Le recul de l'intérêt en matière d'information
sur les droits civiques et la vie démocratique
de 16% à 10% est quant à lui lié
avant tout à une moindre actualité électorale
par rapport à 2002.
En Allemagne
prédomine également l'espoir d'une amélioration
des services de recherche d'emploi (45%, et là
encore des scores plus élevés chez les jeunes
et ceux qui ont un emploi à temps partiel), mais
les autres attentes apparaissent plus importantes :
dans le domaine de l'éducation (32%), de la santé
(26%), des services sociaux (26%) mais aussi de la formation
professionnelle, thème important dans ce pays (23%,
contre 18% en France et 14% en Grande-Bretagne) et surtout
de la fiscalité (31%, soit la 3e
attente, ce qui reflète un certain mécontentement
sur les services existant en la matière). Au total,
seuls 18% des Allemands n'anticipent aucune amélioration
de la prestation des services publics à travers
Internet.
En Grande-Bretagne
prédomine l'attente d'un apport positif d'Internet
dans les deux grands domaines de préoccupation
nationale que sont l'amélioration du système
éducatif (31%) et du système de santé
(25%), tandis que la recherche d'emploi n'est évoquée
que par 19% des répondants. Les attentes des jeunes
à l'égard d'une amélioration de l'information
sur la formation professionnelle et en matière
de recherche de logement apparaissent également
importantes.
L'Internet
public : un puissant moyen d'amélioration
de l'image des services publics et de la satisfaction
des usagers
Au-delà
de ces différences thématiques nationales,
il apparaît surtout qu'il existe au moins un domaine
du secteur public de trois des pays les plus avancés
en la matière dans lequel plus de 30% des citoyens,
qu'ils pratiquent Internet ou pas, estiment que celui-ci
peut amener une amélioration du service fourni.

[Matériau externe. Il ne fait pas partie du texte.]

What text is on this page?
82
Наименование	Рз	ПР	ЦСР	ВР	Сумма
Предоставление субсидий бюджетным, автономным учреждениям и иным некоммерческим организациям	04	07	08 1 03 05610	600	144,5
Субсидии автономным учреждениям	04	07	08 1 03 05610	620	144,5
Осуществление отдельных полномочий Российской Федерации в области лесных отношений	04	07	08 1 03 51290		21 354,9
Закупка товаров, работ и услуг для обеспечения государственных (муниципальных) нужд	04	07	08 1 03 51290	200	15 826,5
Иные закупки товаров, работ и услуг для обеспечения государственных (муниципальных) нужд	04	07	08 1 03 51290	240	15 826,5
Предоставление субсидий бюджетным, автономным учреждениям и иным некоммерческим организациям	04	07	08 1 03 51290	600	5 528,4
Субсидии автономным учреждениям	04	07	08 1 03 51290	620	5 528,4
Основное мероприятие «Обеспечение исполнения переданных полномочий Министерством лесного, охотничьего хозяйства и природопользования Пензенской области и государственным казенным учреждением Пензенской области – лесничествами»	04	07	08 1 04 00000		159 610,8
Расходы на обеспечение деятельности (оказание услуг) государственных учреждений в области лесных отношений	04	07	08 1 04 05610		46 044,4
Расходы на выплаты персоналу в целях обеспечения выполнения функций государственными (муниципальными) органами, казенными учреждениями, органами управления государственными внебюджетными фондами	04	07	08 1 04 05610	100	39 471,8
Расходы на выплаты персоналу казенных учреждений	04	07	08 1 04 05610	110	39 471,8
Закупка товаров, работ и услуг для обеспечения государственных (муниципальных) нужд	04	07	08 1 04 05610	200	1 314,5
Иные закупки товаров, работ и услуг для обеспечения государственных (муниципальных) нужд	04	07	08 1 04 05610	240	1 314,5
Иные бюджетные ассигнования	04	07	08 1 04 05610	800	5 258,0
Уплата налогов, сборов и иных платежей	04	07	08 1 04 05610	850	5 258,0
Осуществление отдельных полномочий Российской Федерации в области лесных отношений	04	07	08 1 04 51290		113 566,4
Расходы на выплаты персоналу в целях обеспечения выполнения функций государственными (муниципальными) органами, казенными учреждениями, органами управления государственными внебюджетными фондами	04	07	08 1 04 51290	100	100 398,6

Par ailleurs, quel que soit le pays considéré,
les internautes affichent des anticipations positives
sur la contribution d'Internet à l'amélioration
des services publics nettement supérieures à
la moyenne, et que moins de 10% d'entre eux n'attendent
ce type d'effet dans aucun des domaines testés.
Il y a là le signe que le développement
de l'Internet public peut être un puissant moyen
d'amélioration de l'image des services publics
et de la satisfaction des usagers à leur égard.
La création
d'un compte administratif personnalisé pour chaque
citoyen
La création
d'un compte administratif personnalisé pour chaque
citoyen, permettant un accès plus facile et une
relation plus efficace à l'administration, est
accueillie diversement selon le pays considéré.
Elle est
envisagée favorablement par la majorité
des Français (57% y sont favorables, dont 22% très
favorables, contre 43% défavorables). L'accueil
est très largement favorable en dessous de 50 ans
(et même enthousiaste chez les 18-24 ans :
80% favorables), ainsi que chez les internautes, qui se
prononcent aux trois quarts en faveur d'une telle mesure
- les réticences provenant principalement des plus
âgés , des catégories populaires
et des non internautes.
Les Britanniques
se montrent plus partagés : 47% y sont favorables,
contre 53% opposés. Là encore cependant,
les moins de 50 ans, les actifs, les urbains et les internautes
envisagent très positivement une telle perspective.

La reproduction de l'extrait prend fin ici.